哀しき血脈~紅い菊の伝説3~

運命

街外れにある寺の境内。
 本堂に続く階段に腰掛けて啓介はぼんやりと考え事をしていた。考えていることは美鈴のことだった。
 あのとき、『紅い菊』に変わった美鈴を父の命の通りに滅ぼそうとした。だが『紅い菊』は自分を滅ぼそうとするならば宿主である美鈴の命も絶つことになると言った。そのために啓介は手にしていた剣を振り下ろすことが出来なかった。
 啓介は幼い頃から知っている美鈴を憎からず思っていた。物心ついた頃から美鈴は啓介の傍にいた。一緒に遊び、笑い、泣いてきた。 最初はただの遊び友達だった美鈴がいつの頃からか啓介の中で大きな存在となっていった。意識してどうこうということはないのだが、まるで空気のように美鈴がいないことを想像することが出来なくなっていった。
『紅い菊』を討つということは、そういう存在の美鈴を失うことを意味していた。
 啓介は背負わされた運命と自らの感情の板挟みになっていた。誰かに押しつけてしまえるのならば、そうしたいとさえ思っていた。 だが、それは出来なかった。
 啓介の持つ『破邪の剣』は使い手を選んだ。剣自身が納得を得た使い手でない限り、あの青い光を発することはなかった。
 その剣が啓介を選んだのだ。
 それ故に彼はその運命を放棄することは出来なかった。
 古から『紅い菊』は災いを呼ぶといわれてきた。それが出現したことによって滅ぼされた集落は数知れずあった。
『紅い菊』は『もの』の気を吸い、その邪なエネルギーを自らの中に蓄積していく。そして、それが限界に達したとき、『紅い菊』は暴走を始める。その暴走によって人々が滅ぼされるのだ。
 啓介は自分の運命を呪った。
 彼が美鈴に抱いている想いは『恋愛』と呼んでも良いものだった。
 あの時支えた美鈴の身体は軽かった。
 あのとき抱いた美鈴の肩は細かった。
 そんな彼女が魔性のものをその中に棲まわせているとは考えられなかった。
 彼女の変異した姿を見ていたとしても…。 啓介は手近にあった小石を拾うと軽く放り投げた。小石は弧を描いて宙を飛び、式並べられている小石を弾き飛ばして地に落ちた。

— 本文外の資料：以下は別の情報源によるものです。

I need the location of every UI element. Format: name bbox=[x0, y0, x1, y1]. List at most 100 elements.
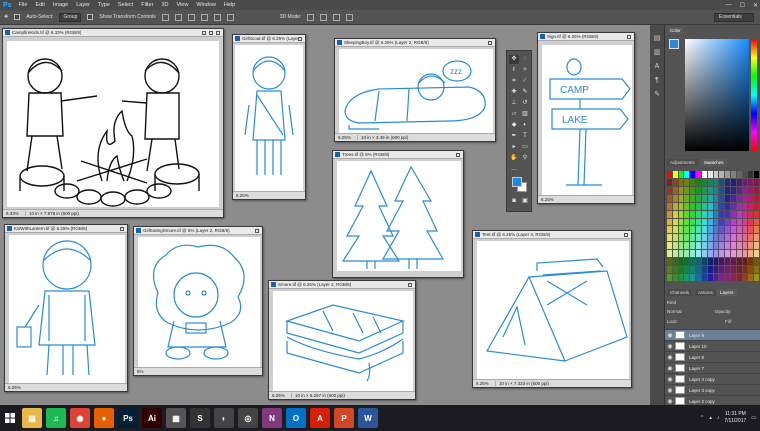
swatch[interactable] bbox=[748, 218, 754, 226]
tab-actions[interactable]: Actions bbox=[695, 289, 716, 296]
close-doc-button[interactable] bbox=[120, 226, 124, 231]
swatch[interactable] bbox=[719, 171, 725, 178]
healing-brush-tool-icon[interactable]: ✚ bbox=[509, 88, 519, 97]
layer-row[interactable]: ◉ Layer 3 copy bbox=[665, 384, 760, 395]
eye-icon[interactable]: ◉ bbox=[665, 332, 675, 339]
document-canvas[interactable]: zzz bbox=[339, 49, 493, 133]
swatch[interactable] bbox=[730, 234, 736, 242]
eye-icon[interactable]: ◉ bbox=[665, 376, 675, 383]
swatch[interactable] bbox=[667, 226, 672, 234]
document-window-girl-eating-smore[interactable]: GirlEatingSmore.tif @ 5% (Layer 2, RGB/8… bbox=[133, 226, 263, 376]
gradient-tool-icon[interactable]: ▥ bbox=[520, 110, 530, 119]
swatch[interactable] bbox=[690, 234, 696, 242]
swatch[interactable] bbox=[696, 218, 701, 226]
swatch[interactable] bbox=[701, 258, 707, 266]
document-window-tent[interactable]: Tent.tif @ 6.25% (Layer 4, RGB/8) 6.25% … bbox=[472, 230, 632, 388]
swatch[interactable] bbox=[748, 171, 754, 178]
blend-mode-dropdown[interactable]: Normal bbox=[667, 309, 682, 314]
swatch[interactable] bbox=[713, 266, 719, 274]
zoom-level[interactable]: 6.25% bbox=[233, 193, 255, 198]
menu-file[interactable]: File bbox=[15, 2, 32, 8]
swatch[interactable] bbox=[742, 210, 748, 218]
swatch[interactable] bbox=[730, 194, 736, 202]
lasso-tool-icon[interactable]: ℓ bbox=[509, 66, 519, 75]
swatch[interactable] bbox=[725, 171, 730, 178]
swatch[interactable] bbox=[667, 210, 672, 218]
swatch[interactable] bbox=[725, 258, 730, 266]
document-window-sign[interactable]: Sign.tif @ 6.25% (RGB/8) CAMP LAKE 6.25% bbox=[537, 32, 635, 204]
swatch[interactable] bbox=[667, 266, 672, 274]
swatch[interactable] bbox=[672, 266, 678, 274]
swatch[interactable] bbox=[736, 274, 742, 281]
swatch[interactable] bbox=[701, 242, 707, 250]
menu-window[interactable]: Window bbox=[192, 2, 220, 8]
layer-row[interactable]: ◉ Layer 10 bbox=[665, 340, 760, 351]
document-canvas[interactable] bbox=[337, 161, 461, 271]
firefox-icon[interactable]: ● bbox=[94, 408, 114, 428]
powerpoint-icon[interactable]: P bbox=[334, 408, 354, 428]
swatch[interactable] bbox=[690, 186, 696, 194]
chrome-icon[interactable]: ◉ bbox=[70, 408, 90, 428]
swatch[interactable] bbox=[678, 234, 684, 242]
show-transform-checkbox[interactable] bbox=[87, 14, 94, 20]
sketchbook-icon[interactable]: S bbox=[190, 408, 210, 428]
swatch[interactable] bbox=[696, 178, 701, 186]
swatch[interactable] bbox=[719, 258, 725, 266]
swatch[interactable] bbox=[701, 194, 707, 202]
swatch[interactable] bbox=[667, 202, 672, 210]
swatch[interactable] bbox=[719, 218, 725, 226]
swatch[interactable] bbox=[707, 194, 713, 202]
document-tab[interactable]: Trees.tif @ 5% (RGB/8) bbox=[333, 151, 463, 159]
swatch[interactable] bbox=[707, 218, 713, 226]
swatch[interactable] bbox=[672, 250, 678, 258]
swatch[interactable] bbox=[672, 210, 678, 218]
swatch[interactable] bbox=[684, 258, 690, 266]
swatch[interactable] bbox=[678, 258, 684, 266]
swatch[interactable] bbox=[730, 266, 736, 274]
tab-adjustments[interactable]: Adjustments bbox=[667, 159, 698, 166]
swatch[interactable] bbox=[690, 226, 696, 234]
swatch[interactable] bbox=[719, 178, 725, 186]
swatch[interactable] bbox=[678, 274, 684, 281]
swatch[interactable] bbox=[725, 202, 730, 210]
close-doc-button[interactable] bbox=[255, 228, 259, 233]
swatch[interactable] bbox=[707, 210, 713, 218]
menu-type[interactable]: Type bbox=[94, 2, 114, 8]
swatch[interactable] bbox=[736, 234, 742, 242]
photoshop-icon[interactable]: Ps bbox=[118, 408, 138, 428]
swatch[interactable] bbox=[667, 218, 672, 226]
document-tab[interactable]: Tent.tif @ 6.25% (Layer 4, RGB/8) bbox=[473, 231, 631, 239]
swatch[interactable] bbox=[719, 186, 725, 194]
3d-pan-icon[interactable] bbox=[333, 13, 341, 21]
layer-row[interactable]: ◉ Layer 7 bbox=[665, 362, 760, 373]
swatch[interactable] bbox=[701, 250, 707, 258]
auto-select-checkbox[interactable] bbox=[14, 14, 21, 20]
document-canvas[interactable] bbox=[235, 45, 303, 191]
swatch[interactable] bbox=[678, 171, 684, 178]
swatch[interactable] bbox=[713, 178, 719, 186]
swatch[interactable] bbox=[713, 186, 719, 194]
illustrator-icon[interactable]: Ai bbox=[142, 408, 162, 428]
swatch[interactable] bbox=[701, 226, 707, 234]
swatch[interactable] bbox=[672, 258, 678, 266]
volume-icon[interactable]: ♪ bbox=[717, 415, 720, 421]
swatch[interactable] bbox=[713, 210, 719, 218]
swatch[interactable] bbox=[690, 250, 696, 258]
swatch[interactable] bbox=[696, 194, 701, 202]
swatch[interactable] bbox=[719, 250, 725, 258]
swatch[interactable] bbox=[672, 194, 678, 202]
swatch[interactable] bbox=[725, 250, 730, 258]
swatch[interactable] bbox=[684, 242, 690, 250]
swatch[interactable] bbox=[678, 194, 684, 202]
document-tab[interactable]: GirlEatingSmore.tif @ 5% (Layer 2, RGB/8… bbox=[134, 227, 262, 235]
close-doc-button[interactable] bbox=[456, 152, 460, 157]
swatch[interactable] bbox=[725, 226, 730, 234]
swatch[interactable] bbox=[730, 274, 736, 281]
swatch[interactable] bbox=[672, 226, 678, 234]
menu-select[interactable]: Select bbox=[114, 2, 137, 8]
swatch[interactable] bbox=[678, 210, 684, 218]
chevron-up-icon[interactable]: ⌃ bbox=[700, 415, 704, 421]
swatch[interactable] bbox=[748, 234, 754, 242]
swatch[interactable] bbox=[736, 178, 742, 186]
swatch[interactable] bbox=[678, 226, 684, 234]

 不意に背後に気配を感じて振り返るとそこには父、榊健三が立っていた。
「何を考えている?」
 父の低い声が啓介の耳に届く。
「別に、何でもいいだろう」
 啓介は視線を前に落とす。
 健三はそんな啓介の隣に腰を下ろすと彼の顔を覗き込んだ。
「美鈴ちゃんのことだな?」
 啓介は図星を突かれて父から視線を外す。
「『紅い菊』が美鈴ちゃんではないかということは以前からわかっていた…」
 父は意外なことを口にした。
「『紅い菊』は一定の期間をおいてこの世に現れる。今がそのときなのだが、彼女の母には現れなかった…」
「それで美鈴なのか?」
「そうだ、これまであれが現れないことはなかった。そして彼女の一族ももう少なくなっている」
「一族の他の者に現れればいいじゃないか」
「一族で女児は彼女だけだ」
 健三が冷たく断言する。
「それじゃあ何であの親子はこんなに近くに住んでいるんだ?」
「それが掟だからだ」
「掟?」
「そうだ、あの一族は古から我ら一族が監視してきた。『紅い菊』を迎え撃つために…」
 それでは美鈴の一族は救われないではないか。啓介の胸の中に怒りが沸き上がってきた。「彼女らもそれはわかっている」
 健三の目は宙にある何かを追っていた。
「お前はこのところ『もの』が引き起こしていることは偶然だと思っているか?」
 不意に向けられた父の疑問に啓介はどう答えればいいのかわからなかった。
「あれは偶然ではない。『紅い菊』が周囲の『もの』を呼び寄せているのだ。自らが完全に覚醒するために」
 啓介はそれを聞いて愕然とした。
 彼が使命を達成しなければ遠くない時期に美鈴は『紅い菊』となり、暴走するのだ。
「もはや時間はない。お前があれを討てなければ一族の他の者があれを討つだろう。『狩人』の称号を持つ者達がな」
 父は冷たく言い放つと本堂の中に去って行った。